Sanctions pénales encourues
'délit d'abandon de famille (articles 227-3 à 227-4-3, et 227-29, du code pénal) :
'en cas de défaillance dans le règlement des sommes dues, le débiteur encourt les peines de deux ans d'emprisonnement et de 15.000 euros d'amende, outre les peines complémentaires.
's'il ne notifie pas son changement de domicile au créancier dans un délai d'un mois à compter de ce changement, le débiteur de la pension alimentaire (ou de la contribution, des subsides ou de toute autre prestation) encourt les peines de six mois d'emprisonnement et 7.500 euros d'amende, outre les peines complémentaires.

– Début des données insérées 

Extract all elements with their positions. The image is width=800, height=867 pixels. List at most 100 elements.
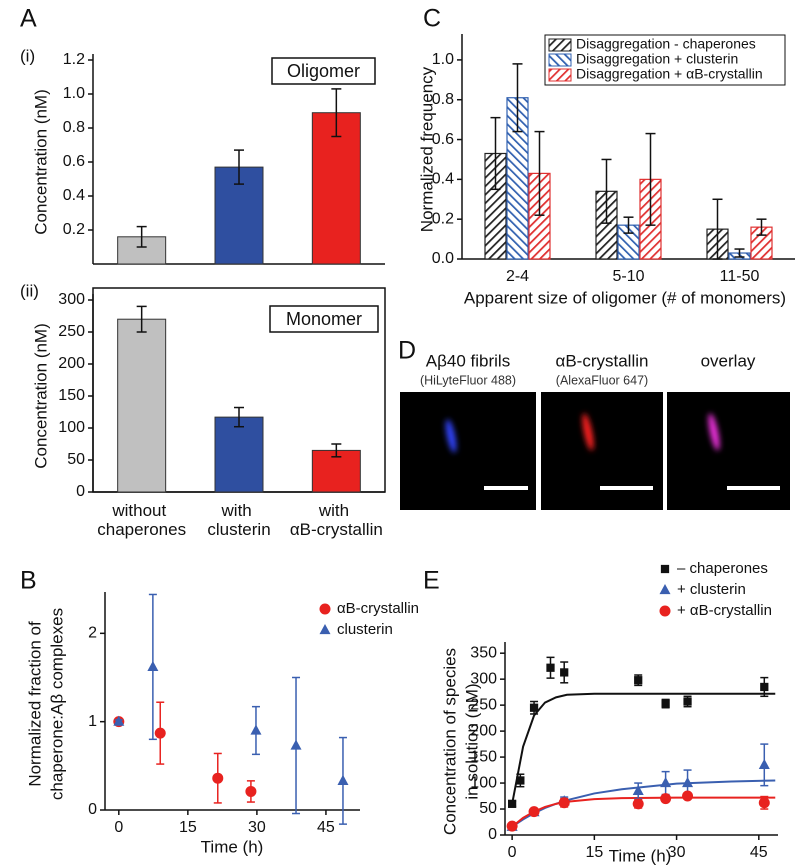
annotation-box bbox=[271, 57, 376, 85]
y-tick-label: 200 bbox=[470, 722, 497, 739]
legend-marker bbox=[659, 605, 671, 617]
label-line: clusterin bbox=[207, 520, 270, 539]
x-axis-label: Apparent size of oligomer (# of monomers… bbox=[464, 288, 786, 307]
x-tick-label: 5-10 bbox=[612, 268, 644, 285]
label-line: αB-crystallin bbox=[290, 520, 383, 539]
marker bbox=[212, 772, 224, 784]
x-tick-label: with αB-crystallin bbox=[290, 501, 383, 539]
marker bbox=[660, 777, 672, 788]
fibril-signal bbox=[582, 413, 594, 451]
annotation-box bbox=[269, 305, 379, 333]
x-tick-label: without chaperones bbox=[97, 501, 186, 539]
y-tick-label: 0 bbox=[76, 483, 85, 500]
y-tick-label: 250 bbox=[470, 696, 497, 713]
x-tick-label: 11-50 bbox=[720, 268, 760, 285]
error-bar bbox=[490, 116, 501, 191]
panel-label: B bbox=[20, 567, 37, 595]
marker bbox=[760, 682, 769, 692]
legend-label: αB-crystallin bbox=[337, 600, 419, 617]
image-subtitle: (HiLyteFluor 488) bbox=[420, 373, 516, 387]
legend-label: clusterin bbox=[337, 621, 393, 638]
error-bar bbox=[331, 88, 342, 138]
subplot-label: (i) bbox=[20, 46, 35, 65]
y-tick-label: 2 bbox=[88, 625, 97, 642]
y-tick-label: 50 bbox=[479, 800, 497, 817]
y-axis-label: in solution (nM) bbox=[462, 683, 481, 799]
legend-label: Disaggregation + αB-crystallin bbox=[576, 66, 763, 82]
subplot-label: (ii) bbox=[20, 281, 39, 300]
bar bbox=[311, 112, 361, 265]
fit-line bbox=[511, 796, 776, 828]
y-axis-label: chaperone:Aβ complexes bbox=[47, 608, 66, 800]
error-bar bbox=[234, 149, 244, 185]
panel-label: A bbox=[20, 5, 37, 33]
error-bar bbox=[712, 198, 723, 260]
y-tick-label: 1.0 bbox=[432, 51, 454, 68]
fit-line bbox=[511, 692, 776, 805]
error-bar bbox=[601, 158, 612, 224]
fibril-signal bbox=[445, 419, 457, 453]
x-tick-label: 15 bbox=[179, 819, 197, 836]
label-line: with bbox=[221, 501, 257, 520]
y-tick-label: 1 bbox=[88, 713, 97, 730]
y-tick-label: 1.2 bbox=[63, 51, 85, 68]
y-tick-label: 300 bbox=[58, 291, 85, 308]
legend-label: Disaggregation + clusterin bbox=[576, 51, 738, 67]
x-axis-label: Time (h) bbox=[609, 846, 672, 865]
error-bar bbox=[756, 218, 767, 236]
marker bbox=[154, 727, 166, 739]
micrograph bbox=[541, 392, 663, 510]
marker bbox=[634, 676, 643, 685]
image-title: αB-crystallin bbox=[556, 351, 649, 370]
annotation: Monomer bbox=[286, 309, 362, 329]
x-tick-label: 30 bbox=[248, 819, 266, 836]
marker bbox=[506, 820, 518, 832]
marker bbox=[560, 668, 569, 677]
marker bbox=[758, 797, 770, 809]
y-tick-label: 100 bbox=[470, 774, 497, 791]
legend-marker bbox=[319, 603, 331, 615]
error-bar bbox=[645, 132, 656, 226]
fibril-signal bbox=[708, 413, 720, 451]
marker bbox=[661, 699, 670, 708]
bar bbox=[214, 416, 264, 493]
image-title: overlay bbox=[701, 351, 756, 370]
y-axis-label: Normalized frequency bbox=[417, 66, 436, 232]
image-title: Aβ40 fibrils bbox=[426, 351, 510, 370]
error-bar bbox=[734, 248, 745, 258]
image-subtitle: (AlexaFluor 647) bbox=[556, 373, 648, 387]
marker bbox=[528, 806, 540, 818]
error-bar bbox=[136, 225, 147, 248]
marker bbox=[250, 724, 262, 735]
x-axis-label: Time (h) bbox=[201, 837, 264, 856]
y-tick-label: 50 bbox=[67, 451, 85, 468]
y-tick-label: 0.2 bbox=[432, 210, 454, 227]
y-tick-label: 0.2 bbox=[63, 221, 85, 238]
y-tick-label: 0.0 bbox=[432, 250, 454, 267]
bar bbox=[117, 318, 167, 493]
marker bbox=[632, 798, 644, 810]
error-bar bbox=[331, 443, 342, 458]
marker bbox=[508, 799, 517, 808]
y-tick-label: 200 bbox=[58, 355, 85, 372]
micrograph bbox=[400, 392, 536, 510]
y-tick-label: 150 bbox=[470, 748, 497, 765]
y-tick-label: 0 bbox=[488, 826, 497, 843]
legend-box bbox=[544, 34, 786, 86]
panel-label: D bbox=[398, 337, 416, 365]
x-tick-label: 0 bbox=[114, 819, 123, 836]
legend-label: – chaperones bbox=[677, 560, 768, 577]
x-tick-label: with clusterin bbox=[207, 501, 270, 539]
panel-label: C bbox=[423, 5, 441, 33]
annotation: Oligomer bbox=[287, 61, 360, 81]
x-tick-label: 2-4 bbox=[506, 268, 529, 285]
error-bar bbox=[623, 216, 634, 234]
marker bbox=[147, 660, 159, 672]
legend-swatch bbox=[548, 38, 572, 52]
legend-swatch bbox=[548, 53, 572, 67]
error-bar bbox=[534, 130, 545, 216]
marker bbox=[290, 739, 302, 750]
y-tick-label: 0.8 bbox=[63, 119, 85, 136]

'délit d'organisation frauduleuse de son insolvabilité (articles 314-7 à 314-9 du code pénal) : en cas d'organisation ou d'aggravation de son insolvabilité (augmentation du passif, diminution de l'actif de son patrimoine, dissimulation ou diminution de ses revenus, dissimulation de certains de ses biens) pour se soustraire au paiement de la pension alimentaire (ou de la contribution aux charges du mariage, des subsides ou de toute autre prestation) qu'une décision judiciaire l'oblige à payer, le débiteur encourt les peines de trois ans d'emprisonnement et de 45.000 euros d'amende.